Thanksgiving is all about the food, and everyone's got their favorite traditional dish. Do you pine for your mother's mashed potatoes? Do you always make sure to save room for that pumpkin pie no matter what? Or are you more of a purist who lives by the motto "turkey or bust"?

Whatever your flavor is, we can all agree that Thanksgiving is a celebration of food, which makes sense because the holiday originated as a meal between the Pilgrims and the Wampanoag tribe during the harvest celebration in 1621. Of course, technology and tastes have changed a lot in almost 400 years. Was the first Thanksgiving meal anything like what we eat now?

Yes and no. There isn't a ton of information out there about what the menu was like during the first Thanksgiving, but there are two primary sources that reference the meal. This oft-cited letter from the English leader Edward Winslow written to a friend about the harvest celebration he attended describes the meal:

"Our harvest being gotten in, our governor sent four men on fowling, that so we might after a special manner rejoice together after we had gathered the fruit of our labors. They four in one day killed as much fowl as, with a little help beside, served the company almost a week. At which time, amongst other recreations, we exercised our arms, many of the Indians coming amongst us, and among the rest their greatest king Massasoit, with some ninety men, whom for three days we entertained and feasted, and they went out and killed five deer, which they brought to the plantation and bestowed on our governor, and upon the captain and others."

William Bradford, the governor of Plymouth Colony that Winslow mentions in his letter, also wrote of the autumn of 1621 saying, "And besides waterfowl there was great store of wild turkeys, of which they took many, besides venison, etc. Besides, they had about a peck a meal a week to a person, or now since harvest, Indian corn to that proportion."

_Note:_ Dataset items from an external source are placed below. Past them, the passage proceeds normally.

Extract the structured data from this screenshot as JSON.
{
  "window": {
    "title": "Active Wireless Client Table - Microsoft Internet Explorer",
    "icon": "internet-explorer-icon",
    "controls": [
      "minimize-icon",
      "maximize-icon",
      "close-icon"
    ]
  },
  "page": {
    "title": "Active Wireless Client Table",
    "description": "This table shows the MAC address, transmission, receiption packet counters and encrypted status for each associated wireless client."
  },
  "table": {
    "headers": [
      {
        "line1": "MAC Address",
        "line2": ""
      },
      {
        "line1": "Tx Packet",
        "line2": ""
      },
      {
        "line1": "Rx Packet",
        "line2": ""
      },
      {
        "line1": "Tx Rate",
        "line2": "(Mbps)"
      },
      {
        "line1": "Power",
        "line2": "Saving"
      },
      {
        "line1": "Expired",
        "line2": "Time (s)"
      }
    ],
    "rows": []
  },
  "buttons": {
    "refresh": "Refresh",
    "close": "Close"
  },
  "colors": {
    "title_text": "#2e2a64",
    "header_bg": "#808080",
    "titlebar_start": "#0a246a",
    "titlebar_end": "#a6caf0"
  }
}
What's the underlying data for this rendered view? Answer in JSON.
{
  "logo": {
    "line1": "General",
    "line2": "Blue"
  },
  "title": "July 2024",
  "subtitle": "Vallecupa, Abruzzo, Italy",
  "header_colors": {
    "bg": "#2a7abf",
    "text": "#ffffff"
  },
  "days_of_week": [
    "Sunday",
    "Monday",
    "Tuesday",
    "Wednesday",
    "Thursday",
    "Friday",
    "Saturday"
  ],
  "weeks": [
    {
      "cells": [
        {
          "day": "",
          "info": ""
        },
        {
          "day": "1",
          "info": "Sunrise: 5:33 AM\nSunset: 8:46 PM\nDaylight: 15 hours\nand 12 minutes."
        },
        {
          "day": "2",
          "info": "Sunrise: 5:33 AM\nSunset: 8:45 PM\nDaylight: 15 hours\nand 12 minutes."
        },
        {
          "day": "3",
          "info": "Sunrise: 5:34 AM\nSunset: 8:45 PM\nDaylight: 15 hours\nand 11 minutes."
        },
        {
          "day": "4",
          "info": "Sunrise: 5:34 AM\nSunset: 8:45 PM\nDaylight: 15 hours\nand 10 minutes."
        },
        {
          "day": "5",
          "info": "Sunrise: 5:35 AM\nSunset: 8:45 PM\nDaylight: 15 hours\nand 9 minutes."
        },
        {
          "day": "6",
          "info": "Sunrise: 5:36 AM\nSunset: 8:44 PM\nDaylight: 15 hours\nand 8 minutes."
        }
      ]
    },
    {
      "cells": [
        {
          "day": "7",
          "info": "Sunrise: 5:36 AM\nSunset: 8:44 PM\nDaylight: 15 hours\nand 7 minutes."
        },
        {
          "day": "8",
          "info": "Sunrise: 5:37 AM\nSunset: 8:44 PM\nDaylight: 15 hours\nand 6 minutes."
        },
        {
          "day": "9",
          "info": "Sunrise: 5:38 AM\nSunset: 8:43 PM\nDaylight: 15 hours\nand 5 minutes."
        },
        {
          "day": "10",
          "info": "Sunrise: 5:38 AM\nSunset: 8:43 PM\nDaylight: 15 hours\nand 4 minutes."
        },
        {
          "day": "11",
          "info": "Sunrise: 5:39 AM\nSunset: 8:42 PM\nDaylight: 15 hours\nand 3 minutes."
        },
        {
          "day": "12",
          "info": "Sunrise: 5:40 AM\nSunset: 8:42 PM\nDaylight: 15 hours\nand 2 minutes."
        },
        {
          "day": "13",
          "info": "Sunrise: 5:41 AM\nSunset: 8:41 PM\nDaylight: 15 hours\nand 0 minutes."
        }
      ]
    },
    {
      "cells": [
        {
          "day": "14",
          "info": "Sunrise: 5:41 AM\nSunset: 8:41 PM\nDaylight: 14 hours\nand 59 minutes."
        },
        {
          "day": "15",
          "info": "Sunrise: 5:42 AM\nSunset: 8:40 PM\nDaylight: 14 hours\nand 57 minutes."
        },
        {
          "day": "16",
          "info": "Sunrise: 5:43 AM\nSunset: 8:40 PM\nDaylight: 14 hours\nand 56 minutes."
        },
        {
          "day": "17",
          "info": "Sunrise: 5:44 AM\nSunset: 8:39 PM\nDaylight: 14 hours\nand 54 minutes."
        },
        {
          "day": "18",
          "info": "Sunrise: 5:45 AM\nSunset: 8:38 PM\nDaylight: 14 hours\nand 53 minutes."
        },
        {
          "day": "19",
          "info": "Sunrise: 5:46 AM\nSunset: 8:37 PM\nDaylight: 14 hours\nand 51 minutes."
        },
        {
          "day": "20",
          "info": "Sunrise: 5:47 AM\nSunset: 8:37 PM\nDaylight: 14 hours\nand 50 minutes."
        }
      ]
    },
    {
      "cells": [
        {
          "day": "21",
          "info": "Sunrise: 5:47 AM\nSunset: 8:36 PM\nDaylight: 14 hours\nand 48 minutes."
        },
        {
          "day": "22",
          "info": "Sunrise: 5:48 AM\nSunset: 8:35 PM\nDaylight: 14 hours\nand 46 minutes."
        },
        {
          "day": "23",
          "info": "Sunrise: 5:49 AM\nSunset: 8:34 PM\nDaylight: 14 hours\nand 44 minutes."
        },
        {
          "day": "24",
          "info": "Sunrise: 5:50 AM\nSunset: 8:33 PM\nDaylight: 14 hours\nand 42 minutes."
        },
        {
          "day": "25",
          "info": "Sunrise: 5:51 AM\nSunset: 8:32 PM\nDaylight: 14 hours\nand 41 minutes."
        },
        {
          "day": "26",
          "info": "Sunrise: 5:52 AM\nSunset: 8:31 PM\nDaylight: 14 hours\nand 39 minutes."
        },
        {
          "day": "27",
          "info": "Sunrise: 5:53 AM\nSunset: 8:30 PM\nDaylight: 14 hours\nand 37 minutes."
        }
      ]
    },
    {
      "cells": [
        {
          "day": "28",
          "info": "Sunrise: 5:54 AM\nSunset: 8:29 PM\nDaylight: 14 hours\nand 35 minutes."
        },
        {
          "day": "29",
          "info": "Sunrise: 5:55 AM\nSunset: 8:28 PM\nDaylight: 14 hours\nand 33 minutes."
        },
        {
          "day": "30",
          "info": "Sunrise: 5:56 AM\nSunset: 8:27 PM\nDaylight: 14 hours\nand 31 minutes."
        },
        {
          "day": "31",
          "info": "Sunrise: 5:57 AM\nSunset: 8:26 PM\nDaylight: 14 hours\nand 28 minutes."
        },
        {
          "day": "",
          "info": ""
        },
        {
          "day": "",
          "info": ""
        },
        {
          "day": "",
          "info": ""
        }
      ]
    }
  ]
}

From what we can glean from these two accounts, it looks like that first Thanksgiving meal consisted of a lot of fowl (So. Much. Fowl.) and venison. The fowl Winslow refers to in his letter was most likely goose or duck, but it may have also been swan or passenger pigeon, which was especially abundant in the wild at this time. Cooking birds included boiling and roasting them, according to Smithsonian.com. The pilgrims also probably stuffed their birds, not with bread, but with onions and herbs. The feast probably also included corn, squash and pumpkins, but unfortunately not in pie form. There was also probably a ton of seafood at the first Thanksgiving meal, including lobster, clams and mussels. Hey, it was in New England, after all.

But what about that turkey that Bradford mentioned in his writing, which has become a staple of the Thanksgiving dinner? There's some debate over whether the bird actually made an appearance at this celebration. Some believe Bradford's letter is evidence that turkey was served at the first Thanksgiving, while others think there is no mention of the bird in connection with the meal, so the Pilgrims and Native Americans probably didn't chow down on turkey.

However, most historians agree that turkey wasn't the centerpiece of the first Thanksgiving like it is today. That would come a little bit before Abraham Lincoln officially declared Thanksgiving a national holiday to be celebrated every month in 1863. Some historians credit Sarah Josepha Hale, the editor of the popular women's magazine Godey's Lady's Book, as helping to popularize the turkey as a Thanksgiving tradition in her 1827 novel Northwood in which she described, "The roasted turkey took precedence on this occasion, being placed at the head of the table; and well did it become its lordly station, sending forth the rich odor of its savory stuffing, and finely covered with the froth of the basting." In fact, much of the food we now associate with Thanksgiving comes from recipes and menus first published in Godey's Lady's Book.

Unfortunately, the attendees of the first Thanksgiving missed out on some of the most beloved holiday dishes today. Neither white nor sweet potatoes had arrived in North America yet. There was no butter or wheat flour to make pies. Cranberries may have been served but not in sauce form.

So what have we learned today, kids? If you want to have an authentic Thanksgiving, you should just load up on meat, meat and more meat. Otherwise, be thankful you get to celebrate Thanksgiving now and not 400 years ago.